The advent of Gmail in 2004 as a revolutionary webmail service spurred a wave of innovation amongst webmail services. Hotmail too made dramatic changes featuring greater storage, speed, and interface flexibility. Hotmail initially offered 2MB free storage while today it offers ever-growing storage.  The service has since  been growing at an astounding pace both in innovation and engineering as well as in user base.

Hotmail is on a Roll with Updates

While we gasped at the awesomeness of the relaunched SkyDrive earlier this week, most of us have failed to notice the slew of updates to another product by the same business division at Microsoft. Hotmail has been releasing updates all through the month of June, some of which haven’t been even announced officially.Hotmail

While some of these have been feature additions, others have been nice user interface tweaks. The evident speed improvements are a result of some clever HTML5 programming. The team has clearly been inspired by Outlook and brings many features from Outlook/Outlook Web Access to Hotmail.


Since a couple of weeks, the header on the Hotmail has changed to a header similar to SkyDrive. It has a consolidated menu for SkyDrive instead of the Photos and Office links.

Based on the user feedback, the Hotmail team has adjusted the Back button so that it now works more effectively, and attachments now get saved to email drafts.
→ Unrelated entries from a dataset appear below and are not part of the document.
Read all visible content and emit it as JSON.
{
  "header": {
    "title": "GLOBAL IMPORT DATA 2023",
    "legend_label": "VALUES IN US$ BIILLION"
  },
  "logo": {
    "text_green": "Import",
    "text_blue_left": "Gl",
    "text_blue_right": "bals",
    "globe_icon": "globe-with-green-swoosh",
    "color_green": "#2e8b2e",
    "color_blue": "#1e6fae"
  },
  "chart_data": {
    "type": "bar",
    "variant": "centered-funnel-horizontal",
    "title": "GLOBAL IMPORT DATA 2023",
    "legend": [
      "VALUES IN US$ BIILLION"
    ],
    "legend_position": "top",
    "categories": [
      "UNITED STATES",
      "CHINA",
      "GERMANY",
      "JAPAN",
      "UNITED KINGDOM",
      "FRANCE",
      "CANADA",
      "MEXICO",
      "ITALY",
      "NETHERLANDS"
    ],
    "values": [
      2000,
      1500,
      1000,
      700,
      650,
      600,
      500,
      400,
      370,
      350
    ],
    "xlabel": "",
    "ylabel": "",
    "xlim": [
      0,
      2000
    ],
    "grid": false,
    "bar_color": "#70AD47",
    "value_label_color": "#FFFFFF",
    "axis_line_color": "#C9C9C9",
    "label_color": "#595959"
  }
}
Also, users can recover some lost email through a new link in the Deleted folder.

Kip from liveside.net has also spotted a quick view Calendar in the left navigation pane. I haven’t had this update on my account as yet, and neither did most people that I checked with at the time of writing this post.

Right-click Menus

Hotmail has added more right-click action options this week inspired by Outlook. When you right-click a message in your inbox, a new menu appears allowing you to Reply, Reply all, or Forward the message. Hotmail already supports right-click actions like Mark as unread, Delete, Junk, Move, and View message source. This is a definite speed-booster for the daily email tasks.

Keyboard Shortcuts

Hotmail supports several keyboard shortcuts familiar to the Outlook users, such as Ctrl+N for a new message, and Ctrl+Enter to send a message. It also provides keyboard shortcuts that users who have switched from Gmail and Yahoo! Mail are already used to with the previous email service.


While you could always customize individual email messages, now Hotmail allows you to set a set a default font and personal signature for all your email messages.

Message Pre-loading

Last week, an option appeared in Hotmail to allow message pre-loading that pre-loads messages and folders in order to make them load faster and speed up reading. The feature needs to be activated from the Hotmail options.


While most of these additions increase speed and productivity while using Hotmail, a few features on my wish-list still remain to be struck off.

  • If you’ve pinned Hotmail to your Windows 7 Taskbar, you receive a notification of a new mail. Unfortunately, there is no Messenger notification. While Facebook and Gmail change the browser title to notify a user of an incoming chat message, Hotmail has no such feature.
  • While Outlook saves conversation history from communicator, Hotmail doesn’t do that for Messenger. This is one Outlook feature I would really want to see come to this side.
  • More right-click options? Yay! However, I still find it natural to expect right-click action options on folders in the left navigation pane.
  • This is not a personal wish, but asking for no advertisements on Hotmail finds resonance across the web. The latest refresh of SkyDrive does away with ads, so there is hope.